Un film de motards qui présente un certain intérêt ainsi que des qualités indéniables, tels que des personnages de caractère, une atmosphère immersive (notamment grâce au soin accordé à ses plans, la qualité de l'image mais aussi le sens du détail, niveau vestes des motards ou de leurs bolides resplendissants par exemple), et un scénario quand même abouti (bien que celui-ci soit apparemment tiré de l'histoire d'un vrai motorcycle club du Midwest), mais on aurait pu attendre bien plus d'une nouvelle production du genre (l'histoire du cinéma ne recelant pas de 'biker movies', du moins si on considère ceux d'entre eux qui ont atteint le statut de "classiques", pour lesquels on peut citer Easy Rider ou Harley Davidson and the Marlboro Man), du point de vue du dynamisme, souvent freiné et lancinant, de la richesse mal exploitée qu'offrait le choix de ce sujet nous plongeant dans l'univers des bikers (le réalisateur semblant avoir choisi une approche quelque peu minimaliste qui vire malheureusement un peu au simplisme par moment, notamment vis à vis de la vision qui nous est livrée de la mentalité biker et des motards en général), ou encore de la trame narrative qui, bien qu'aboutie comme je l'écris plus haut, manque aussi bien de combustible que de matière.

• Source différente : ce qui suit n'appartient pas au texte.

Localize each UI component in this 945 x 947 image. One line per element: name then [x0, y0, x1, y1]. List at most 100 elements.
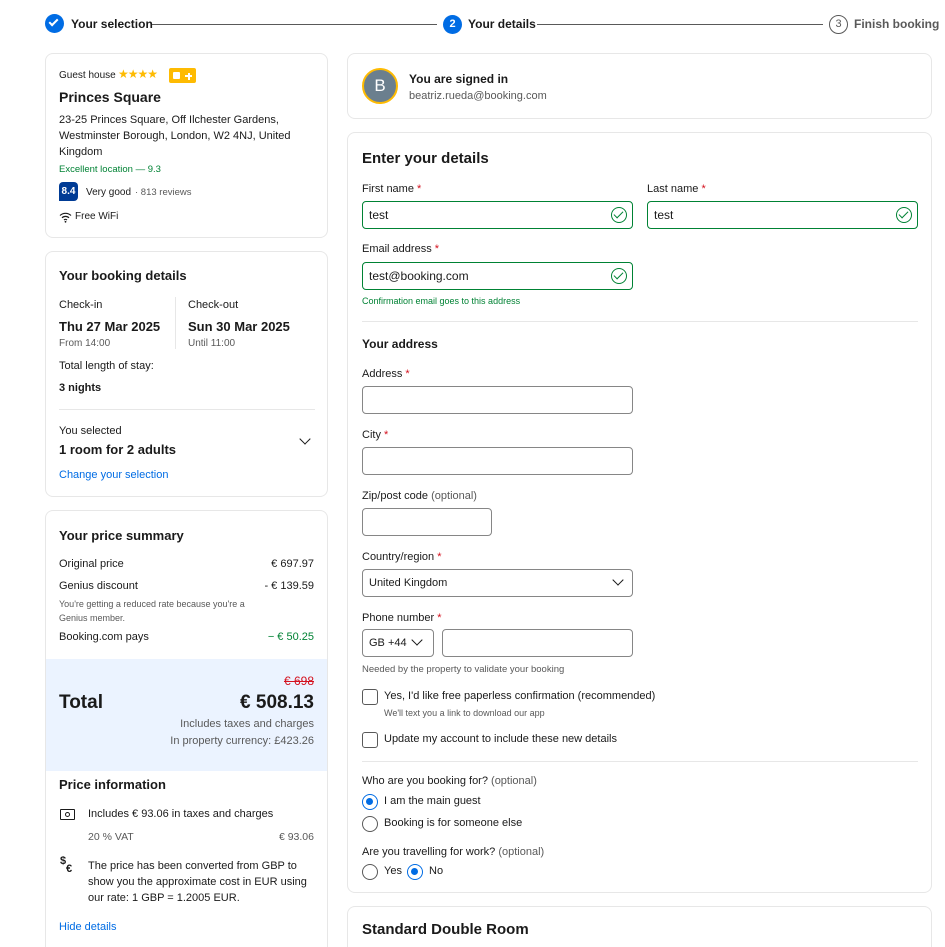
checkin-date: Thu 27 Mar 2025: [59, 319, 161, 334]
details-form-card: Enter your details First name * test Las…: [347, 132, 932, 893]
vat-label: 20 % VAT: [88, 831, 134, 843]
country-label: Country/region *: [362, 551, 442, 563]
someone-else-radio[interactable]: [362, 816, 378, 832]
work-label: Are you travelling for work? (optional): [362, 846, 545, 858]
original-price-label: Original price: [59, 558, 124, 570]
zip-input[interactable]: [362, 508, 492, 536]
divider: [59, 409, 315, 410]
booking-details-card: Your booking details Check-in Thu 27 Mar…: [45, 251, 328, 497]
checkout-label: Check-out: [188, 299, 239, 311]
paperless-label[interactable]: Yes, I'd like free paperless confirmatio…: [384, 690, 655, 702]
conversion-note: The price has been converted from GBP to…: [88, 860, 307, 904]
email-note: Confirmation email goes to this address: [362, 296, 521, 306]
divider: [362, 761, 918, 762]
zip-label: Zip/post code (optional): [362, 490, 477, 502]
main-guest-label[interactable]: I am the main guest: [384, 795, 481, 807]
total-label: Total: [59, 692, 103, 713]
work-no-radio[interactable]: [407, 864, 423, 880]
review-count: · 813 reviews: [135, 187, 192, 198]
selected-label: You selected: [59, 425, 122, 437]
update-account-checkbox[interactable]: [362, 732, 378, 748]
valid-check-icon: [896, 207, 912, 223]
work-no-label[interactable]: No: [429, 865, 443, 877]
star-rating-icon: ★★★★: [118, 67, 158, 81]
step-2-badge: 2: [443, 15, 462, 34]
address-section-title: Your address: [362, 337, 438, 351]
length-label: Total length of stay:: [59, 360, 154, 372]
progress-line: [537, 24, 823, 25]
genius-badge-icon: [169, 68, 196, 83]
step-your-selection[interactable]: Your selection: [71, 17, 153, 31]
rating-word: Very good: [86, 187, 132, 198]
last-name-label: Last name *: [647, 183, 706, 195]
city-input[interactable]: [362, 447, 633, 475]
chevron-down-icon[interactable]: [299, 433, 311, 445]
price-summary-card: Your price summary Original price € 697.…: [45, 510, 328, 947]
booking-pays-label: Booking.com pays: [59, 631, 149, 643]
review-score-badge: 8.4: [59, 182, 78, 201]
someone-else-label[interactable]: Booking is for someone else: [384, 817, 522, 829]
step-your-details: Your details: [468, 17, 536, 31]
phone-note: Needed by the property to validate your …: [362, 664, 565, 675]
email-label: Email address *: [362, 243, 440, 255]
currency-exchange-icon: $ €: [60, 855, 73, 875]
first-name-label: First name *: [362, 183, 422, 195]
currency-note: In property currency: £423.26: [170, 735, 314, 747]
property-address: 23-25 Princes Square, Off Ilchester Gard…: [59, 114, 291, 158]
phone-label: Phone number *: [362, 612, 442, 624]
booking-pays-value: − € 50.25: [267, 631, 314, 643]
email-input[interactable]: test@booking.com: [362, 262, 633, 290]
paperless-checkbox[interactable]: [362, 689, 378, 705]
signed-in-title: You are signed in: [409, 72, 509, 86]
address-label: Address *: [362, 368, 410, 380]
phone-code-select[interactable]: GB +44: [362, 629, 434, 657]
check-icon: [45, 14, 64, 33]
update-account-label[interactable]: Update my account to include these new d…: [384, 733, 617, 745]
phone-input[interactable]: [442, 629, 633, 657]
work-yes-label[interactable]: Yes: [384, 865, 402, 877]
progress-bar: Your selection 2 Your details 3 Finish b…: [0, 0, 945, 48]
price-info-title: Price information: [59, 777, 166, 792]
booking-details-title: Your booking details: [59, 268, 187, 283]
property-type: Guest house: [59, 70, 116, 81]
total-box: € 698 Total € 508.13 Includes taxes and …: [46, 659, 327, 771]
hide-details-link[interactable]: Hide details: [59, 921, 116, 933]
genius-discount-label: Genius discount: [59, 580, 138, 592]
property-name[interactable]: Princes Square: [59, 89, 161, 105]
step-3-badge: 3: [829, 15, 848, 34]
city-label: City *: [362, 429, 389, 441]
country-select[interactable]: United Kingdom: [362, 569, 633, 597]
genius-discount-value: - € 139.59: [264, 580, 314, 592]
room-title: Standard Double Room: [362, 921, 529, 938]
divider: [362, 321, 918, 322]
paperless-note: We'll text you a link to download our ap…: [384, 708, 545, 718]
location-score: Excellent location — 9.3: [59, 164, 161, 175]
progress-line: [152, 24, 437, 25]
checkout-date: Sun 30 Mar 2025: [188, 319, 290, 334]
checkin-label: Check-in: [59, 299, 103, 311]
signed-in-card: B You are signed in beatriz.rueda@bookin…: [347, 53, 932, 119]
address-input[interactable]: [362, 386, 633, 414]
step-finish-booking: Finish booking: [854, 17, 940, 31]
length-value: 3 nights: [59, 382, 102, 394]
change-selection-link[interactable]: Change your selection: [59, 469, 168, 481]
last-name-input[interactable]: test: [647, 201, 918, 229]
signed-in-email: beatriz.rueda@booking.com: [409, 90, 547, 102]
vat-value: € 93.06: [278, 831, 314, 843]
room-card: Standard Double Room: [347, 906, 932, 947]
first-name-input[interactable]: test: [362, 201, 633, 229]
price-info-taxes: Includes € 93.06 in taxes and charges: [88, 808, 274, 820]
checkin-time: From 14:00: [59, 338, 111, 349]
wifi-icon: [59, 210, 72, 223]
checkout-time: Until 11:00: [188, 338, 236, 349]
main-guest-radio[interactable]: [362, 794, 378, 810]
genius-note: You're getting a reduced rate because yo…: [59, 599, 245, 623]
valid-check-icon: [611, 268, 627, 284]
banknote-icon: [60, 809, 75, 820]
who-label: Who are you booking for? (optional): [362, 775, 537, 787]
selected-room: 1 room for 2 adults: [59, 442, 177, 457]
total-value: € 508.13: [240, 692, 314, 713]
property-card: Guest house ★★★★ Princes Square 23-25 Pr…: [45, 53, 328, 238]
work-yes-radio[interactable]: [362, 864, 378, 880]
checkin-divider: [175, 297, 176, 349]
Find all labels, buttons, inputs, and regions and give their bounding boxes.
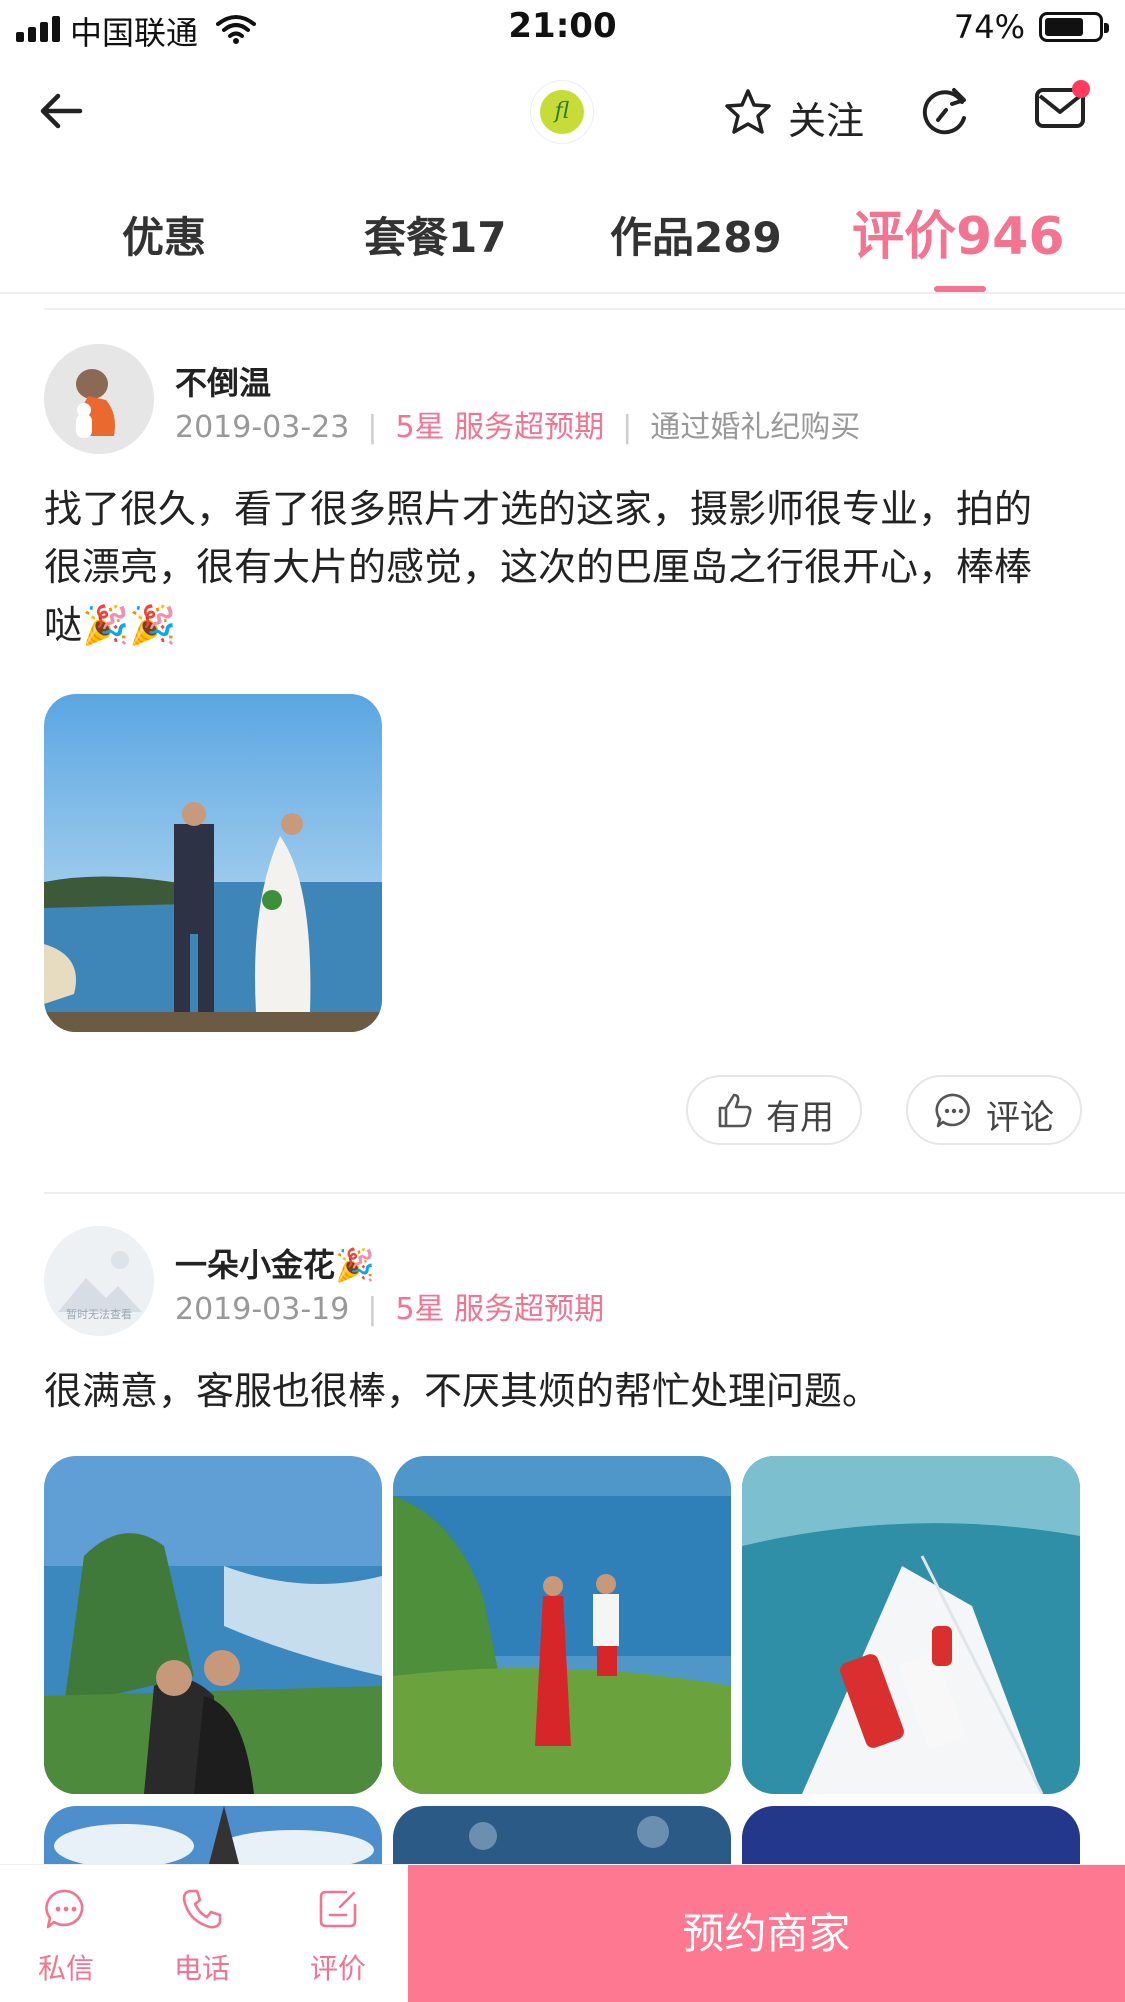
refresh-icon[interactable] <box>920 84 972 138</box>
useful-button[interactable]: 有用 <box>686 1075 862 1145</box>
review-photo[interactable] <box>393 1456 731 1794</box>
review-tab-label: 评价 <box>309 1952 366 1985</box>
tab-works[interactable]: 作品289 <box>610 204 782 265</box>
notification-dot <box>1072 80 1090 98</box>
tab-reviews[interactable]: 评价946 <box>852 194 1065 269</box>
wedding-photo-cliff <box>44 694 382 1032</box>
review-date: 2019-03-23 <box>175 410 350 445</box>
phone-tab-label: 电话 <box>173 1952 230 1985</box>
comment-label: 评论 <box>986 1098 1054 1138</box>
review-username[interactable]: 不倒温 <box>175 358 271 404</box>
photo-coast-couple <box>44 1456 382 1794</box>
message-button[interactable] <box>1034 80 1090 134</box>
message-tab[interactable]: 私信 <box>6 1865 126 2002</box>
divider <box>44 308 1125 310</box>
review-photo[interactable] <box>44 694 382 1032</box>
status-bar: 中国联通 21:00 74% <box>0 0 1125 56</box>
review-photo[interactable] <box>44 1806 382 1864</box>
thumbs-up-icon <box>718 1093 752 1128</box>
avatar-placeholder[interactable]: 暂时无法查看 <box>44 1226 154 1336</box>
review-tab[interactable]: 评价 <box>278 1865 398 2002</box>
review-date: 2019-03-19 <box>175 1292 350 1327</box>
tab-discount[interactable]: 优惠 <box>122 204 206 265</box>
message-tab-label: 私信 <box>37 1952 94 1985</box>
phone-icon <box>182 1889 222 1929</box>
review-rating: 5星 服务超预期 <box>395 410 605 445</box>
bottom-action-bar: 私信 电话 评价 预约商家 <box>0 1864 1125 2002</box>
review-text: 很满意，客服也很棒，不厌其烦的帮忙处理问题。 <box>44 1369 881 1413</box>
divider <box>44 1192 1125 1194</box>
review-meta: 2019-03-23 | 5星 服务超预期 | 通过婚礼纪购买 <box>175 410 861 445</box>
book-merchant-button[interactable]: 预约商家 <box>408 1865 1125 2002</box>
nav-bar: fl 关注 <box>0 56 1125 172</box>
review-username[interactable]: 一朵小金花🎉 <box>175 1240 375 1286</box>
phone-tab[interactable]: 电话 <box>142 1865 262 2002</box>
comment-button[interactable]: 评论 <box>906 1075 1082 1145</box>
review-photo[interactable] <box>393 1806 731 1864</box>
review-source: 通过婚礼纪购买 <box>650 410 861 445</box>
star-icon <box>725 89 771 134</box>
girl-illustration-icon <box>44 344 154 454</box>
battery-percent: 74% <box>953 8 1025 46</box>
battery-icon <box>1039 12 1109 42</box>
tab-packages[interactable]: 套餐17 <box>364 204 506 265</box>
photo-boat-couple <box>742 1456 1080 1794</box>
photo-temple-sky <box>44 1806 382 1864</box>
review-photo[interactable] <box>44 1456 382 1794</box>
tab-bar: 优惠 套餐17 作品289 评价946 <box>0 172 1125 294</box>
merchant-logo[interactable]: fl <box>530 80 594 144</box>
avatar[interactable] <box>44 344 154 454</box>
comment-bubble-icon <box>935 1093 970 1128</box>
review-photo[interactable] <box>742 1806 1080 1864</box>
photo-hillside-couple <box>393 1456 731 1794</box>
logo-text: fl <box>540 90 584 134</box>
photo-dark-sky <box>742 1806 1080 1864</box>
review-rating: 5星 服务超预期 <box>395 1292 605 1327</box>
review-photo[interactable] <box>742 1456 1080 1794</box>
back-arrow-icon[interactable] <box>36 86 86 136</box>
active-tab-indicator <box>934 286 986 292</box>
edit-review-icon <box>319 1890 357 1928</box>
review-text: 找了很久，看了很多照片才选的这家，摄影师很专业，拍的很漂亮，很有大片的感觉，这次… <box>44 487 1033 647</box>
photo-underwater <box>393 1806 731 1864</box>
useful-label: 有用 <box>766 1098 834 1138</box>
chat-bubble-icon <box>45 1889 84 1929</box>
avatar-placeholder-text: 暂时无法查看 <box>66 1308 132 1321</box>
review-meta: 2019-03-19 | 5星 服务超预期 <box>175 1292 605 1327</box>
follow-label: 关注 <box>788 99 865 143</box>
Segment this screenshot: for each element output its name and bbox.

« Je n'ai besoin de personne en Harley Davidson » clamait Brigitte Bardot. Dans The Bikeriders, le nouveau film de Jeff Nichols, c’est plutôt le contraire : on pourrait résumer le film à : « j’ai besoin de tout le monde en Harley Davidson » tant le réalisateur de Mud dépeint le phénomène de bande. On chevauche ensemble, on boit des coups ensemble, on prend des coups ensemble ; bref, ici ce qui compte ce n’est pas la rébellion, c’est avant tout être avec ses potes. Seulement voilà, au sein de cette bande, un solitaire se détache : Benny (Austin Butler). Il aime chevaucher et boire des coups seul. Benny, qui fascine le chef de la bande Johnny (Tom Hardy) qui aimerait en faire son héritier. Benny, qui est marié à Kathy (Jodie Comer) qui aimerait qu’il arrête de faire le zouave en moto. Après 2 films très remarqués (avec un exceptionnel Michael Shannon). Jeff Nichols a œuvré dans le genre (le film d’aventure, la Science-Fiction, le mélodrame historique) sans réellement convaincre. La faute à une réalisation très scolaire. Malgré quelques bonnes idées, comme raconter l’histoire de ces motards à travers le regard d’une femme (Jodie Comer, très bien), le reste est assez conventionnel notamment une structure « rise and fall » assez attendue. Le film a du mal à tenir la route. Tel le personnage de Benny tombant en rade, on cale au bout d’une heure. The Bikeriders est largement en dessous de Scorpio Rising de Kenneth Anger (film ultime sur les motards). Chez Jeff Nichols, on croit être en Harley Davidson et on se retrouve en Motobécane.
Que reprocher à ce film ? Peut qu'on ne voit pas assez et qu'on n'entend pas suffisamment les Harley-Davidson. Oui c'est ça, pas assez de motos ! Pour le reste, ce film dramatique est excellent. Les rôles sont bien écrits et vraiment bien interprétés. Sans aucune exception. Jodie Comer que je ne connaissait pas, excelle. Tom Hardy est parfait. Austin Butler maitrise du début à la fin. La mise en scène est réglée au cordeau. J'ai vraiment passé un bon moment.